The key to nailing this dish is proper heat management and timing. Start with your protein at room temperature, season generously at every stage, and resist the urge to rush. Let each component develop its flavor fully before moving to the next step — patience here pays off enormously in the final result.
Make mango salsa: combine diced mango, red onion, jalapeño, lime juice, cilantro, and a pinch of salt. Set aside.
Brush mahi mahi with olive oil and season with salt, pepper, and a pinch of cumin.
Preheat grill to medium-high. Oil the grates well.
Grill fish 4-5 minutes per side until opaque and flaky, with nice grill marks.
Top each fillet with a generous spoonful of mango salsa and serve with rice.
Serve with classic coleslaw and cornbread on the side
Pair with fresh-cut fries or roasted potato wedges
Similar firm texture for grilling
Any sweet tropical fruit works in the salsa
Mahi mahi skin can be tough—ask your fishmonger to remove it before grilling.
Make the salsa 30 minutes ahead so the flavors have time to meld.
Let the protein rest for 5-10 minutes after cooking to allow the juices to redistribute for maximum tenderness.

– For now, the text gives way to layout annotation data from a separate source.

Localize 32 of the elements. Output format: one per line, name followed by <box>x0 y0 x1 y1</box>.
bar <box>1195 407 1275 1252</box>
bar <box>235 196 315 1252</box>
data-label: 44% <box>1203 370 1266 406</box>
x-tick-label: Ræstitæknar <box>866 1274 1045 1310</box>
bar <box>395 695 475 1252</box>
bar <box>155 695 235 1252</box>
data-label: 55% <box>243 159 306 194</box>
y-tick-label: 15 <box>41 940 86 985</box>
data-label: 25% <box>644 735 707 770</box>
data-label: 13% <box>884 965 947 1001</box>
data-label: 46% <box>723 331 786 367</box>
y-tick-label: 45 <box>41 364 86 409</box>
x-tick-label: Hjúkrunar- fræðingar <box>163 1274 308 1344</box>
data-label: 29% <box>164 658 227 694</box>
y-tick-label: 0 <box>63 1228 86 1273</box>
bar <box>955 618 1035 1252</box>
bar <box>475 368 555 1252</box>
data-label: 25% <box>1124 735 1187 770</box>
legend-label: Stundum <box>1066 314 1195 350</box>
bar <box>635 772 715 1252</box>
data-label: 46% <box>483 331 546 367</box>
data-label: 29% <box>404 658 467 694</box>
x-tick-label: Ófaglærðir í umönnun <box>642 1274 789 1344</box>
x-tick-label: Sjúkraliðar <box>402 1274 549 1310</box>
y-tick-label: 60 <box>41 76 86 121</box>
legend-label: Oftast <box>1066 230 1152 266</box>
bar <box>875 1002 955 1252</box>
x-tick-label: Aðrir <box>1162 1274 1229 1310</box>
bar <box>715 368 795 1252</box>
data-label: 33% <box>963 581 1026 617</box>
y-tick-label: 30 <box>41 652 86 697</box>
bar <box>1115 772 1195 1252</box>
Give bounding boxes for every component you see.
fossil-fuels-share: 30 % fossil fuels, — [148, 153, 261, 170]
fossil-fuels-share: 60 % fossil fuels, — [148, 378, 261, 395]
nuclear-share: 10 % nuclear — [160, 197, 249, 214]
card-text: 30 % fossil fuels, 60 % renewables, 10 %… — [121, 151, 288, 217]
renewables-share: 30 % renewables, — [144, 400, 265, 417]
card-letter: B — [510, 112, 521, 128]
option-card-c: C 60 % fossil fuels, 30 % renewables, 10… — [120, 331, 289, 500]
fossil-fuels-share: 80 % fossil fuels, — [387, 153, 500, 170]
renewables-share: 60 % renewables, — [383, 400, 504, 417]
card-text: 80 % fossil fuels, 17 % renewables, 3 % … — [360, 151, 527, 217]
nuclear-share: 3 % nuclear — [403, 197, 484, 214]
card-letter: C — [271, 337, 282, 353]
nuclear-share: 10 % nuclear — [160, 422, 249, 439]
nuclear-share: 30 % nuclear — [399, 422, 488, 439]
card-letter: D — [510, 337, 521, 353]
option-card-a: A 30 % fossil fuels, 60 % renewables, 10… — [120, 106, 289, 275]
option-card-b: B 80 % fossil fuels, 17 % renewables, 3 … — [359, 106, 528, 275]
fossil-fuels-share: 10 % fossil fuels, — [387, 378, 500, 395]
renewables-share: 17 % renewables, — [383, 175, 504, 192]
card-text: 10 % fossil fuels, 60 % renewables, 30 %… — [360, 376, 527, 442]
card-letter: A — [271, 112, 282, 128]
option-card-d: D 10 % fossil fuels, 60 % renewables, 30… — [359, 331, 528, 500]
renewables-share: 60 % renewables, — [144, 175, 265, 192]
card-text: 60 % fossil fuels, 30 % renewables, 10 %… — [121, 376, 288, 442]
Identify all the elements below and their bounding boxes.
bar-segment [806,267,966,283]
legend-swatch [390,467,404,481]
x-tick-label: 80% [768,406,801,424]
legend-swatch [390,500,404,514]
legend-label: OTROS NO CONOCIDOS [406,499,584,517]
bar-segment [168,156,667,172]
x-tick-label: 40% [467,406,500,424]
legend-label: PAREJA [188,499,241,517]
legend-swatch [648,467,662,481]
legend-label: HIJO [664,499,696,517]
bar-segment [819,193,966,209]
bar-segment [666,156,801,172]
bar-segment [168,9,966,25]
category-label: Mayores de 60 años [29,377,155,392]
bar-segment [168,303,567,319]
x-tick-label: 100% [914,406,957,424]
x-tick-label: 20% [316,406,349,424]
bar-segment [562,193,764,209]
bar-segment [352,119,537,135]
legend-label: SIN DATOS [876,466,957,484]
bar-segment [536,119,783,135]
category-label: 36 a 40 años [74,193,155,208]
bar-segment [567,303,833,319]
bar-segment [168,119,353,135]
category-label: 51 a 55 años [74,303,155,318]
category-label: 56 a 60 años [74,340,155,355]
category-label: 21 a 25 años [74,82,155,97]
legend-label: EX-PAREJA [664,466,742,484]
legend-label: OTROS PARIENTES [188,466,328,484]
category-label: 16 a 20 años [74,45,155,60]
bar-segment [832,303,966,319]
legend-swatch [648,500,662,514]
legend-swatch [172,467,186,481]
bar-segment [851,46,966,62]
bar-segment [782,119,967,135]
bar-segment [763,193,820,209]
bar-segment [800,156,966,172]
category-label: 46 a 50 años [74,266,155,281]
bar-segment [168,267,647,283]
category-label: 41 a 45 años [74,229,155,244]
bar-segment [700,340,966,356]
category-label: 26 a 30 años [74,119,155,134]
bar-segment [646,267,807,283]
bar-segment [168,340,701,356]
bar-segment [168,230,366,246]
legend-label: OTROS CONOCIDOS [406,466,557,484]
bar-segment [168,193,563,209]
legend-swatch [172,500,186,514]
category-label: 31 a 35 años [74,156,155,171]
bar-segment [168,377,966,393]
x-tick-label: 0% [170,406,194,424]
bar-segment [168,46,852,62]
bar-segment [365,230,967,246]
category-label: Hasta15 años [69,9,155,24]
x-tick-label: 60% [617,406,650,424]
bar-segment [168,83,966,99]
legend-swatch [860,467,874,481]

Season each component individually rather than seasoning at the end — this builds deeper, more complex flavor throughout.
Store leftovers in an airtight container in the refrigerator for up to 4 days. For longer storage, freeze individual portions in freezer-safe containers for up to 3 months. Label with the date and recipe name.
Reheat fish gently in a skillet. Serve salsa cold or at room temperature.
Editor's note: We tested this with both bone-in and boneless cuts and both work well. Bone-in takes a bit longer but rewards you with richer, more flavorful results.
Per serving (120mg) · 4 servings
A moderate-calorie serving · based on a 2,000 cal daily diet
Nutritional values are approximate and may vary based on specific ingredients and preparation methods.
Sarah Chen is a professional recipe developer and food editor with over a decade of experience in test kitchens and food media. She trained at the Culinary Institute of America before spending six years developing and testing recipes for national food publications, where she honed her ability to translate restaurant techniques into approachable home cooking. At RecipePool, Sarah leads recipe development, ensuring every dish is tested at least three times for clarity, accuracy, and genuine deliciousness. When she is not in the kitchen, she is browsing farmers markets and collecting vintage cookbooks.